Nati nel 2012 con il nome di Tsutar, i
Sonic Wolves con il loro terzo
album approdano alla
Argonauta Records, e diciamo che era difficile immaginare una migliore collocazione per la formulazione di
hard n’ psychedelic n’ stoner rock che propongono.
Una “roba” che all’ascolto si rivela piuttosto imponente e persuasiva, realizzata da musicisti che conoscono bene la materia e la trattano secondo conformazioni espressive ampiamente codificate e non per questo rigidamente schematiche.
Del resto si tratta di un sodalizio tra il batterista
Gianni “Vita” Vitarelli (ex Ufomammut e attualmente nei Rogue State) la bassista e cantante
Kayt Vigil (Pentagram e The Hounds of Hasselvander, tra gli altri, nel suo
curriculum, nonché attualmente anche lei nei Rogue State) e
Nico Nigro (ex Mortuary Drape, Eroded e oggi nei Suicide Force), ultimo entrato nella
band e responsabile degli impetuosi profluvi chitarristici che contraddistinguono il
sound di “
III”.
Tutta “gente”, insomma, con la cultura necessaria per rivolgersi chiaramente alla storia del
rock “duro”, caliginoso ed allucinogeno dei
seventies, trasponendo la lezione di Budgie, Pink Fairies, Savoy Brown e Bloodrock ai giorni nostri, un po’ alla maniera di Fu Manchu, The Atomic Bitchwax, Karma to Burn e dei migliori epigoni di quel suono tanto “giurassico” quanto coinvolgente.

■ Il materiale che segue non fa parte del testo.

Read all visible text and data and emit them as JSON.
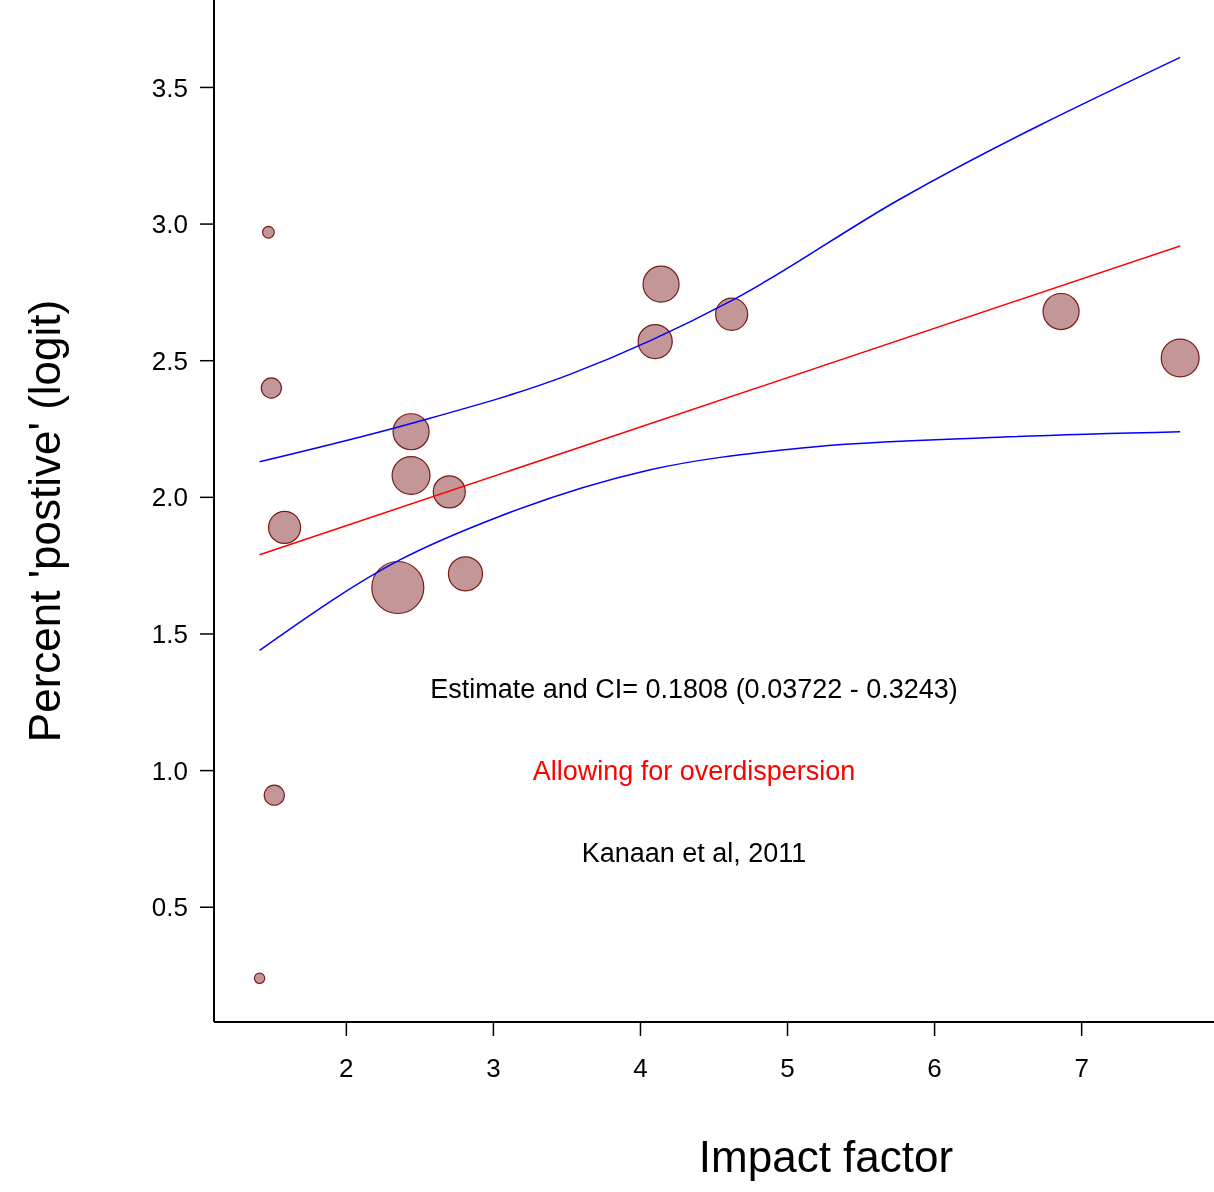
{
  "chart_data": {
    "type": "bubble",
    "xlabel": "Impact factor",
    "ylabel": "Percent 'postive' (logit)",
    "xlim": [
      1.1,
      7.9
    ],
    "xticks": [
      2,
      3,
      4,
      5,
      6,
      7
    ],
    "ylim": [
      0.08,
      3.82
    ],
    "yticks": [
      0.5,
      {
        "value": 1,
        "label": "1.0"
      },
      1.5,
      {
        "value": 2,
        "label": "2.0"
      },
      2.5,
      {
        "value": 3,
        "label": "3.0"
      },
      3.5
    ],
    "grid": false,
    "marker": "circle",
    "series": [
      {
        "color": "#c39797",
        "x": [
          1.47,
          1.49,
          1.58,
          1.51,
          1.41,
          2.44,
          2.44,
          2.35,
          2.7,
          2.81,
          4.1,
          4.14,
          4.62,
          6.86,
          7.67
        ],
        "values": [
          2.97,
          2.4,
          1.89,
          0.91,
          0.24,
          2.24,
          2.08,
          1.67,
          2.02,
          1.72,
          2.57,
          2.78,
          2.67,
          2.68,
          2.51
        ],
        "sizes": [
          0.05,
          0.15,
          0.38,
          0.15,
          0.04,
          0.48,
          0.53,
          1,
          0.38,
          0.43,
          0.43,
          0.48,
          0.38,
          0.48,
          0.53
        ]
      },
      {
        "type": "line",
        "marker": "none",
        "color": "#ff0000",
        "line_style": "solid",
        "x": [
          1.41,
          7.67
        ],
        "values": [
          1.79,
          2.92
        ]
      },
      {
        "type": "line",
        "marker": "none",
        "color": "#0000ff",
        "line_style": "solid",
        "x": [
          1.41,
          2.44,
          3.52,
          4.62,
          5.76,
          7.67
        ],
        "values": [
          2.13,
          2.27,
          2.45,
          2.72,
          3.09,
          3.61
        ]
      },
      {
        "type": "line",
        "marker": "none",
        "color": "#0000ff",
        "line_style": "solid",
        "x": [
          1.41,
          2.36,
          3.04,
          4.06,
          5.08,
          6.44,
          7.67
        ],
        "values": [
          1.44,
          1.77,
          1.93,
          2.1,
          2.18,
          2.22,
          2.24
        ]
      }
    ],
    "annotations": [
      "Estimate and CI=  0.1808 (0.03722 - 0.3243)",
      "Allowing for overdispersion",
      "Kanaan et al, 2011"
    ]
  }
}
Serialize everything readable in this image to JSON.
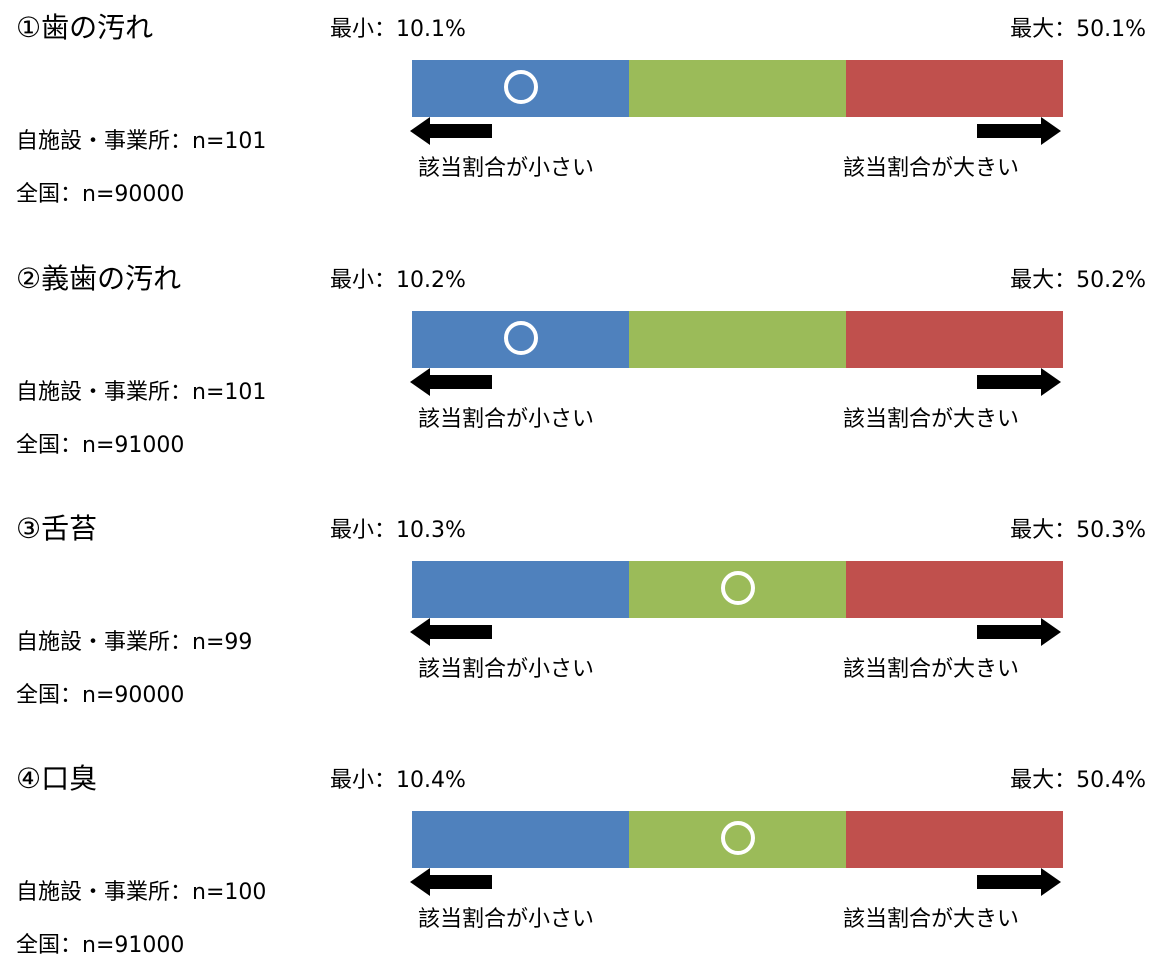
{
  "colors": {
    "low": "#4f81bd",
    "mid": "#9bbb59",
    "high": "#c0504d",
    "marker": "#ffffff",
    "arrow": "#000000"
  },
  "items": [
    {
      "title": "①歯の汚れ",
      "min_label": "最小：10.1%",
      "max_label": "最大：50.1%",
      "marker_segment": "low",
      "facility_label": "自施設・事業所：n=101",
      "national_label": "全国：n=90000",
      "small_label": "該当割合が小さい",
      "large_label": "該当割合が大きい"
    },
    {
      "title": "②義歯の汚れ",
      "min_label": "最小：10.2%",
      "max_label": "最大：50.2%",
      "marker_segment": "low",
      "facility_label": "自施設・事業所：n=101",
      "national_label": "全国：n=91000",
      "small_label": "該当割合が小さい",
      "large_label": "該当割合が大きい"
    },
    {
      "title": "③舌苔",
      "min_label": "最小：10.3%",
      "max_label": "最大：50.3%",
      "marker_segment": "mid",
      "facility_label": "自施設・事業所：n=99",
      "national_label": "全国：n=90000",
      "small_label": "該当割合が小さい",
      "large_label": "該当割合が大きい"
    },
    {
      "title": "④口臭",
      "min_label": "最小：10.4%",
      "max_label": "最大：50.4%",
      "marker_segment": "mid",
      "facility_label": "自施設・事業所：n=100",
      "national_label": "全国：n=91000",
      "small_label": "該当割合が小さい",
      "large_label": "該当割合が大きい"
    }
  ]
}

Se cercate un sapido impasto di pulsioni
hard-blues, foschie soniche e ombre lisergiche, in cui ampio spazio è riservato a lunghe irradiazioni chitarristiche (sulla scia dei maestri
Hendrix,
Iommi,
Trower, …), “
III” ha tutte le caratteristiche necessarie per sobillare la vostra sensibilità uditiva.
La voce di
Kayt, grintosa e vibrante, funge da efficiente catalizzatore e quando, dopo il
riff metallico introduttivo, irrompe nell’
opener “
Shapeshifter” assecondando al meglio tutte le vorticose pulsazioni del brano, non si può che plaudere al suo istintivo e intenso approccio vocale.
La successiva “
O.B.E.” è uno strumentale alquanto articolato che, nonostante il
break dai fascinosi contorni “cosmici”, finisce per perdere un po’ la “direzione”, cosa che invece non succede alla torrenziale “
Dead to the world” e a “
Dark recollection”, con il suo
groove denso e catartico.
“
Heavy lies the crown” è un ottimo esempio di
hard/psych/blues torbido e “circolare”, mentre con “
The ten doors” il terzetto alessandrino attua una sorta di fusione al calor bianco tra Deep Purple e NY Loose, per poi rilasciare altre massicce scariche di energia valvolare tramite i sussulti
punk-eggianti di “
Won’t be their fool” e l’incedere incalzante di “
Gotta do it right”, i “titoli di coda” di una proiezione in note piena di intriganti
flashback capaci di celebrare in maniera piuttosto efficace la storia dell’
heavy-rock.
Come accade sempre di fronte a divulgatori di stili musicali rigorosi, non è semplicissimo distinguere gli emulatori dagli ispirati discepoli, ma anche senza voler tirare in ballo il misterioso concetto di “attitudine” (che qui, per la cronaca, mi pare davvero radicata e genuina) e limitandosi alla sostanza rappresentata della capacità di comporre e interpretare le canzoni, direi che i
Sonic Wolves di “
III” dimostrano che nelle loro mani queste “vecchie sonorità” hanno ancora ragione di esistere anche nel mondo affollato e confuso della musica contemporanea.